É justamente nesse ponto que o biotério deixa de ser apenas o local onde os animais são mantidos e passa a ocupar uma posição estratégica dentro da pesquisa. A qualidade do modelo utilizado começa muito antes do experimento propriamente dito.
E, quando falamos de animais mantidos para ensino ou pesquisa, alguém precisa responder tecnicamente por sua saúde, bem-estar e pelas condições em que são criados, mantidos e utilizados. No Brasil, essa responsabilidade cabe ao médico-veterinário.

Foto: Biotério. ICB/UFRJ
Mas ser o responsável técnico do biotério não significa trabalhar sozinho. Muito pelo contrário: a pesquisa com animais é essencialmente multidisciplinar. Médicos-veterinários, biólogos, biomédicos, médicos, farmacêuticos, técnicos e outros profissionais atuam juntos, cada um contribuindo com sua área de conhecimento. A responsabilidade técnica tem atribuições próprias e definidas, mas a construção de uma pesquisa de qualidade depende do diálogo entre toda a equipe.
Mas, afinal, o que faz o médico-veterinário responsável técnico?
A legislação brasileira estabelece essa atribuição de forma clara.

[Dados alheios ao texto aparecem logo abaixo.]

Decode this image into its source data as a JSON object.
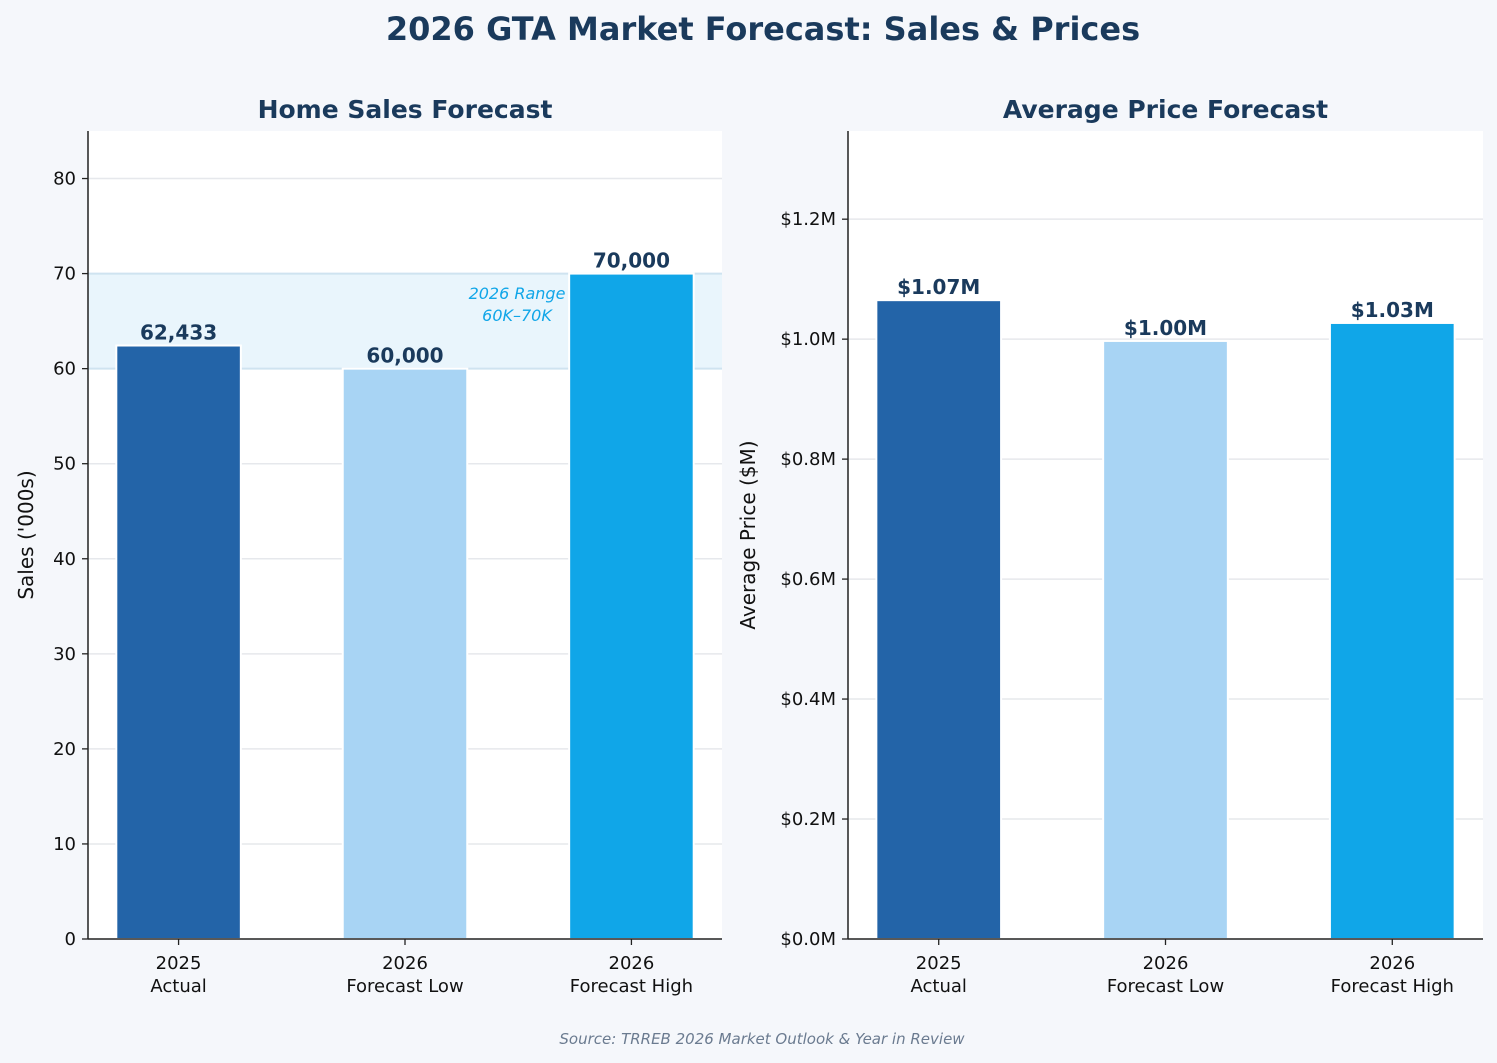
{
  "title": "2026 GTA Market Forecast: Sales & Prices",
  "source": "Source: TRREB 2026 Market Outlook & Year in Review",
  "colors": {
    "actual": "#2364a8",
    "low": "#a8d4f4",
    "high": "#10a6e8",
    "title": "#1a3a5c",
    "band": "#e9f5fc",
    "annotation": "#10a6e8"
  },
  "chart_data": [
    {
      "type": "bar",
      "title": "Home Sales Forecast",
      "xlabel": "",
      "ylabel": "Sales ('000s)",
      "categories": [
        [
          "2025",
          "Actual"
        ],
        [
          "2026",
          "Forecast Low"
        ],
        [
          "2026",
          "Forecast High"
        ]
      ],
      "values": [
        62.433,
        60.0,
        70.0
      ],
      "data_labels": [
        "62,433",
        "60,000",
        "70,000"
      ],
      "ylim": [
        0,
        85
      ],
      "yticks": [
        0,
        10,
        20,
        30,
        40,
        50,
        60,
        70,
        80
      ],
      "ytick_labels": [
        "0",
        "10",
        "20",
        "30",
        "40",
        "50",
        "60",
        "70",
        "80"
      ],
      "grid": true,
      "band": {
        "from": 60,
        "to": 70,
        "label_lines": [
          "2026 Range",
          "60K–70K"
        ]
      }
    },
    {
      "type": "bar",
      "title": "Average Price Forecast",
      "xlabel": "",
      "ylabel": "Average Price ($M)",
      "categories": [
        [
          "2025",
          "Actual"
        ],
        [
          "2026",
          "Forecast Low"
        ],
        [
          "2026",
          "Forecast High"
        ]
      ],
      "values": [
        1.065,
        0.997,
        1.027
      ],
      "data_labels": [
        "$1.07M",
        "$1.00M",
        "$1.03M"
      ],
      "ylim": [
        0,
        1.347
      ],
      "yticks": [
        0,
        0.2,
        0.4,
        0.6,
        0.8,
        1.0,
        1.2
      ],
      "ytick_labels": [
        "$0.0M",
        "$0.2M",
        "$0.4M",
        "$0.6M",
        "$0.8M",
        "$1.0M",
        "$1.2M"
      ],
      "grid": true
    }
  ]
}
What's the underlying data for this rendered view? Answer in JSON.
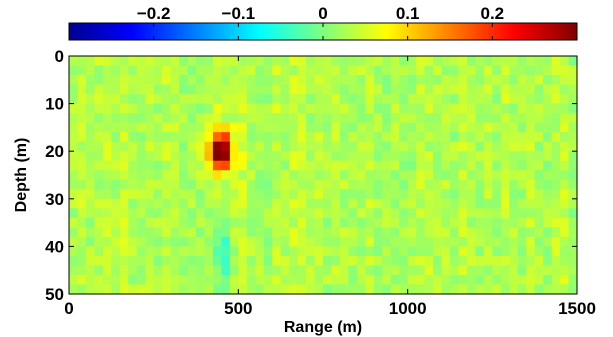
{
  "chart_data": {
    "type": "heatmap",
    "title": "",
    "xlabel": "Range (m)",
    "ylabel": "Depth (m)",
    "xlim": [
      0,
      1500
    ],
    "ylim": [
      0,
      50
    ],
    "y_reversed": true,
    "x_ticks": [
      0,
      500,
      1000,
      1500
    ],
    "y_ticks": [
      0,
      10,
      20,
      30,
      40,
      50
    ],
    "colormap": "jet",
    "colorbar": {
      "placement": "top",
      "clim": [
        -0.3,
        0.3
      ],
      "ticks": [
        -0.2,
        -0.1,
        0,
        0.1,
        0.2
      ],
      "tick_labels": [
        "−0.2",
        "−0.1",
        "0",
        "0.1",
        "0.2"
      ]
    },
    "grid_resolution": {
      "range_step_m": 25,
      "depth_step_m": 2
    },
    "background_value": 0.03,
    "features": [
      {
        "range_m": 450,
        "depth_m": 20,
        "peak_value": 0.3,
        "description_value_type": "positive anomaly"
      },
      {
        "range_m": 450,
        "depth_m": 42,
        "peak_value": -0.06,
        "description_value_type": "weak negative streak"
      }
    ]
  }
}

A Resolução Normativa do CONCEA determina que o responsável técnico pelo biotério deve ser médico-veterinário com registro ativo no Conselho Regional, enquanto a Resolução CFMV nº 1.178/2017 define como privativa desse profissional a responsabilidade técnica pelas instalações que criam ou utilizam animais para ensino e pesquisa.

Na prática, cabe ao médico-veterinário responsável técnico acompanhar a saúde e o bem-estar dos animais, estabelecer e supervisionar programas sanitários, orientar condições de manejo e alojamento e atuar nas decisões relacionadas à anestesia, analgesia, procedimentos, eutanásia e desfechos humanitários. Também é sua atribuição capacitar e orientar as equipes, contribuindo para que as rotinas do biotério sejam compatíveis com as necessidades dos animais e com os objetivos da pesquisa.
Esse trabalho tem impacto direto na própria qualidade da pesquisa. Dor, estresse, doenças, alterações ambientais ou falhas de manejo podem modificar respostas fisiológicas e comportamentais e, consequentemente, interferir nos resultados experimentais. Cuidar adequadamente do animal é, portanto, também cuidar da confiabilidade do dado científico.